Natürlich ist da auch viel Pech dabei, aber es war von Beginn an sehr knapp kalkuliert. Jetzt hat man Lamarr Houston verpflichtet. Der Veteran wurde gerde bei den Texans entlassen und wird gegen die Niners sofort eingesetzt werden. Der Rückkehrer kennt das Playbook aus den letzten Jahren und wird sich schnell in das Team einfügen.

Der Pass Rush muss funktionieren. Vor der Saison hätte sich niemand Sorgen gemacht, aber jetzt steht dahinter ein Fragezeichen. Die klare Schwäche der 49ers Offensive Line muss bespielt werden. sie erlaubte die sechstmeisten Sacks in diesem Jahr.

Jimmy Garoppolo

Keinen neuen Starting Quarterback in einem NFL Team kennen Bears Analysten besser als Jimmy Garoppolo, das Team von Beardown Germany eingeschlossen. Die Coaches und Ryan Pace haben sich im letzten Jahr intensiv mit ihm beschäftigt und Interesse an einer Verpflichtung signalisiert. Im letztjährigen gemeinsamen Trainings Camp mit den Patriots konnten sie viele Eindrücke sammeln. Da die Niners um Head Coach Kyle Shanahan nicht in so kurzer Zeit das Rad neu erfinden können, sollte die Defense also auf ihn vorbereitet sein. Sollte? Muss!
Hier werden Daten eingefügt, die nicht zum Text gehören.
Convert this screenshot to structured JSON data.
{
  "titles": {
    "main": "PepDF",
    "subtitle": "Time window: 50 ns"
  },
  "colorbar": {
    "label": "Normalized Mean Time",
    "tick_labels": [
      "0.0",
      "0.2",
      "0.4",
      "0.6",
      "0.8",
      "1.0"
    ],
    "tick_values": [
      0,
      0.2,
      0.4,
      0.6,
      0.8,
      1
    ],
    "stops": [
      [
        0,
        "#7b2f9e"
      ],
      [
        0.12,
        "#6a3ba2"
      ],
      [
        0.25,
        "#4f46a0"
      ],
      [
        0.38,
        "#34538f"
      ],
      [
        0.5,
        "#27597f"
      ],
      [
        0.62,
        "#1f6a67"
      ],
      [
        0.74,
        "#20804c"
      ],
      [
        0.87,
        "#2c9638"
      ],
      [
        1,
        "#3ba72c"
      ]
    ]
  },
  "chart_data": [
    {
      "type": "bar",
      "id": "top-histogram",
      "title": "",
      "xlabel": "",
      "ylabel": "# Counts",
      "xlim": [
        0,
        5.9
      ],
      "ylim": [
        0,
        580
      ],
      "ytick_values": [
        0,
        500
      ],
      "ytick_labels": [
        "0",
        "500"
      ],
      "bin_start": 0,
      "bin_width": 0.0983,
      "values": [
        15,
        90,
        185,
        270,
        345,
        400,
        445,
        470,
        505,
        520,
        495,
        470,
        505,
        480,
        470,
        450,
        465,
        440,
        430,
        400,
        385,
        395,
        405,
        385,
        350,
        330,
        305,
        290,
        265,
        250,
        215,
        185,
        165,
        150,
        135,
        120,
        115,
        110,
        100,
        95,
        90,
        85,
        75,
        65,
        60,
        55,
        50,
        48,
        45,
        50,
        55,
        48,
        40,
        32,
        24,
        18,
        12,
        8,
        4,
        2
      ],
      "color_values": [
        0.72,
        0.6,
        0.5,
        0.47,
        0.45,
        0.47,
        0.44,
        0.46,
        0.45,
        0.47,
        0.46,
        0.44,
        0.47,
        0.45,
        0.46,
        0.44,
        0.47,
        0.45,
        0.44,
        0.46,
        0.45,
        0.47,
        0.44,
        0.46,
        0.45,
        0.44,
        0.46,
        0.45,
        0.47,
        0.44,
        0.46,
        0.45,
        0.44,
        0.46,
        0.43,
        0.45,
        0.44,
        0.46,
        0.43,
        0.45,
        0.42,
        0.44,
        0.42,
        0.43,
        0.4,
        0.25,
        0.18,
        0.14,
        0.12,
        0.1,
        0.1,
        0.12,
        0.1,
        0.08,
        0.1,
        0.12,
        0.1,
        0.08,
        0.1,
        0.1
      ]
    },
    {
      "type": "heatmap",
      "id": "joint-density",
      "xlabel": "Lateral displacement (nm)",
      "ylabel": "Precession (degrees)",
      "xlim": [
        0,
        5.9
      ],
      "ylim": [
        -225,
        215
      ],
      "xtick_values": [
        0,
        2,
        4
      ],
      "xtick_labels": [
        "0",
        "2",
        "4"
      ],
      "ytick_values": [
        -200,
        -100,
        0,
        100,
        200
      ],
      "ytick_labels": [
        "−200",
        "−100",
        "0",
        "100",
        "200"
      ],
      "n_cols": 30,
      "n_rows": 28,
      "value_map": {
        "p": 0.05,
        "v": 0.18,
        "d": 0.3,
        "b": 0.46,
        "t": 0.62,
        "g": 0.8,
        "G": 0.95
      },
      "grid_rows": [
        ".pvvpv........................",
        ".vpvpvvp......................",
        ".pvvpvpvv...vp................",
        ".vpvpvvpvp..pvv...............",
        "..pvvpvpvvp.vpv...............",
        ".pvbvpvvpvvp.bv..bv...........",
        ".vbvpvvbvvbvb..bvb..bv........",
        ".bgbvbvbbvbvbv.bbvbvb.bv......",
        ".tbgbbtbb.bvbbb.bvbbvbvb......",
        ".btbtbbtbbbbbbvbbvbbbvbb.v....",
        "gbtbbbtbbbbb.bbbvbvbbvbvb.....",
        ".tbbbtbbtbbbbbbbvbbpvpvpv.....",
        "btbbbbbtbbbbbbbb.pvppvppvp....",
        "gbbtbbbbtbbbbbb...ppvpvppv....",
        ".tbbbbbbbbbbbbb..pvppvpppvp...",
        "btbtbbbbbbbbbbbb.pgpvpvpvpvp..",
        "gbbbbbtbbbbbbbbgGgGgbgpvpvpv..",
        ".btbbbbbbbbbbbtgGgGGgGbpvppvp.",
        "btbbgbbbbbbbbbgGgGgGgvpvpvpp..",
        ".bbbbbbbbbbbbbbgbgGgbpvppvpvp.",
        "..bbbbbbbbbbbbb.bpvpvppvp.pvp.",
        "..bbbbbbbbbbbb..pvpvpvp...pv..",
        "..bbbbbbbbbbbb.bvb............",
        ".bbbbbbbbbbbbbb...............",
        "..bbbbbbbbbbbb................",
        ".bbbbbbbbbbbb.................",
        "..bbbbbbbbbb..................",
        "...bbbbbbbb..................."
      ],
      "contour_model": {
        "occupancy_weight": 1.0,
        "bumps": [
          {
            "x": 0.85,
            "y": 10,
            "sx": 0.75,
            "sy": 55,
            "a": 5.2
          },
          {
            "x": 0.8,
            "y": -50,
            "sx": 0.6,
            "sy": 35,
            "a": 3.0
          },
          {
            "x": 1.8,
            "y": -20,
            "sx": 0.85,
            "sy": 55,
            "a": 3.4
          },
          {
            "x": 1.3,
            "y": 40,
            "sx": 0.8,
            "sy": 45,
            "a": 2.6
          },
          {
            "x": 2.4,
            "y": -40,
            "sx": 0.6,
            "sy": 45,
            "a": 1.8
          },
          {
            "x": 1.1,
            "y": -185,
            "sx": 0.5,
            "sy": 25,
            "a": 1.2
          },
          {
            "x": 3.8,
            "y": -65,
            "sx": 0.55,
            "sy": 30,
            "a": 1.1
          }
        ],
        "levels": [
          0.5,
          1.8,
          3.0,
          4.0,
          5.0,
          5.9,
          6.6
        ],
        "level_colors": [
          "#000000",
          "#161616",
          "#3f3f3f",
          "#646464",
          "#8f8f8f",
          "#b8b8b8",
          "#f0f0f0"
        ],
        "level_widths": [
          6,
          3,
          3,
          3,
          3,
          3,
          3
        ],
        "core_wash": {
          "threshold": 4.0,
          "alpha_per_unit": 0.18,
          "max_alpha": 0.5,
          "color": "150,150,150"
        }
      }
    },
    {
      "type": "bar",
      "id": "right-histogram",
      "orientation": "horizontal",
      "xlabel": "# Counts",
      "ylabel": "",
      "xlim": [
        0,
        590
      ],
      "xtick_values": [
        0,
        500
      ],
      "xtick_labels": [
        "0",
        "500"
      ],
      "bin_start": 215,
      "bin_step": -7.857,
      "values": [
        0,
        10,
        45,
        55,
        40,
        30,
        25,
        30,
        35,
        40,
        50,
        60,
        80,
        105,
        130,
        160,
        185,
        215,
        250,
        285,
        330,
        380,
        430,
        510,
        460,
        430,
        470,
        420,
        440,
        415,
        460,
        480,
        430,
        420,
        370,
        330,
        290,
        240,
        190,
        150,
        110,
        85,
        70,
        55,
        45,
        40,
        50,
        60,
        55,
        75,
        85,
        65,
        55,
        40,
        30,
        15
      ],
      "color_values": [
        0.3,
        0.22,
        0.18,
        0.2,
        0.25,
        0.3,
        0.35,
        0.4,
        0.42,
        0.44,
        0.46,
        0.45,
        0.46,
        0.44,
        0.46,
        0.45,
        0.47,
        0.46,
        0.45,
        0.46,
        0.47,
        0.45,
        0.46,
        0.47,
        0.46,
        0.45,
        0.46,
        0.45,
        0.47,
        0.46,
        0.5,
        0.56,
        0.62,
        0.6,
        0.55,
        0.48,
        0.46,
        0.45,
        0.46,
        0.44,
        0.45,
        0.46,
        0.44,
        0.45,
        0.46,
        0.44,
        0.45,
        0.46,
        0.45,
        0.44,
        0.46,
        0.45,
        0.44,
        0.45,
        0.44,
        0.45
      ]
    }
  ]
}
Genauigkeit und schnelle Antizipation zählen zu seinen Stärken. Sie sollten ihn dennoch in der Pocket halten und zu schnellen Pässen zwingen. Cornerbacks wie Kyle Fuller und Prince Amukamara dürften in der Lage sein, Receiver wie Marquise Goodwin oder Aldrick Robinson dafür lang genug in Schach zu halten.

Fazit

Beide Teams zählen zu den Schlusslichtern, wenn es um erzielte Punkte pro Spiel geht. Ein Two-Possession Vorsprung kommt damit einer Vorentscheidung gleich. Am Ende geht der als Sieger vom Feld, der in der Offensive die wenigsten Fehler in Form von Turnovern macht und am diszipliniertesten spielt. Sollten sich Chicago und San Francisco hierbei die Waage halten, sollten die Bears als Sieger vom Feld gehen. Die unerfahrene Defense der Niners dürfte einige Big Plays erlauben. Ihre Offense benötigt, genau wie die von Chicago solche Möglichkeiten. Jedoch mussten in diesem Jahr bisher eigentlich alle Teams mühsam den Ball von First Down zu First Down gegen die Bears treiben. Sie erlaubten die fünftwenigsten Big Plays in der NFL diese Saison.

philippgd
Bears Fan seit 2005, Beardown Germany Mitglied seit 2015. Ehemaliger O-Liner, dementsprechend mit einem Faible für diese Positionsgruppe. Heute vielmehr als Draft Nerd bekannt und ist seit 2019 Scout/Autor für das Football-Magazin "SCOUTREPORT".